Let me repeat: don’t.

In this shit-circus of an environment, when you fight bad ideas, you are automatically defined as the opposition to whichever crusader of the day are you are engaging with.

Crusaders aren’t interested in nuanced. Unless you express the same zeal as a crusader, you are a heathen, and heathens exist to be destroyed.

It is literally impossible to try and have a nuanced take with some people, and the more language you serve out trying to counter bad ideas or explain yourself, the more these people see it as evidence that you are, indeed, as corrupt as they paint you to be.

You’re far better off protecting your time, energy, and sanity by ignoring the vast majority of what you see on the internet while going about setting the best example you possibly can in your actual life and shining a spotlight on the people and ideas that you think are doing genuine good in the world.

Doing that will inspire far more positive change in others than any amount of digital boxing ever will.

The only time — repeat: only — we should consider fighting bad ideas is if we actually end up a person of influence and the bad ideas come after us, wanting to destroy everything we’ve worked to build.

In that case, we have a right to defend ourselves and our principles.

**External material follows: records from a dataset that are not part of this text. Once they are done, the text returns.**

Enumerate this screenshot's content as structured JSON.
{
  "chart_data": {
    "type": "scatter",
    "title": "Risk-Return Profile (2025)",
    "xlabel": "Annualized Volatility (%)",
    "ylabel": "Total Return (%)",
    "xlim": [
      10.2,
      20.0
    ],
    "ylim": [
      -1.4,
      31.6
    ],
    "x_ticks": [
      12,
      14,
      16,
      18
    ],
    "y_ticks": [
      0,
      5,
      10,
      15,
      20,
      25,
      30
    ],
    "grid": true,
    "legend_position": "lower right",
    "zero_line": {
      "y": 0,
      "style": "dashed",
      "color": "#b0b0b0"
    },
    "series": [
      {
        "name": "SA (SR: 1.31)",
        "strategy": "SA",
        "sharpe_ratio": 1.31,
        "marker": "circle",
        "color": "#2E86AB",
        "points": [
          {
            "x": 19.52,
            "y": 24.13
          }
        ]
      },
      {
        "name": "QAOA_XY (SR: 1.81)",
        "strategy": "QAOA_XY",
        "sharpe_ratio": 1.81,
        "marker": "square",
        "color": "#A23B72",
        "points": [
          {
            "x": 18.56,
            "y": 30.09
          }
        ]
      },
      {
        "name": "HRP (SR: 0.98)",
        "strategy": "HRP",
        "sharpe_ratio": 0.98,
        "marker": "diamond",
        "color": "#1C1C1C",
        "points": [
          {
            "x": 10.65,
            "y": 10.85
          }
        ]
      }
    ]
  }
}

But that’s not something that most of us — thankfully — have to worry about.

At least not yet.

Most of us are just regular Joe Shmoes on the internet trying to get by without feeling constantly under attack.

The best way to do that is, once again, to drop out.

To ignore everyone and everything that’s toxic, because they don’t deserve your attention.

You do.

The people and things you love deserve your focus.

So leave the game entirely.

Not playing, in this particular instance, is the same thing as winning.

The goal of their game is to suck you into a vortex of toxicity that will erode the very fabric of your sanity.

And at the end of the day, there are so many other things to talk about than whatever the particular, culture war bullshit of the day is.

I’m quite fond of Rose’s line in Star Wars Episode VIII: The Last Jedi, as I think it gets at a much better way of changing oneself and the world.

That’s how we’re gonna win. Not fighting what we hate. Saving what we love.

— Rose Tico

Right now, platforms like Twitter are overrun with people fighting what they hate instead of saving what they love, and the worst part is, they’ve duped themselves into thinking that this is, in fact, how they save the things worth saving.

It’s a tragedy that they can’t see how they are only hurting themselves and others. But you can’t try to “wake” anybody up. Because neither you nor I are “woken” up yet.

It’s believing that we are “awake” to the point where we feel justified to go shake others out of their slumber that’s the problem, and that’s the game that we need to stop playing.

If you can stand apart from that long enough to see what is going on, then it becomes quite easy to know what to do.

To paraphrase the British philosopher Alan Watts, to become aware of a problem — to truly understand it — is the same thing as knowing what to do about it.

When it comes to this particular problem, then, it pays for each of us to ask a critical question.

Jump in, fight, and lose with nothing to show for it?

Or drop out, recuperate our energies, and figure out how to save what we love, in our own way?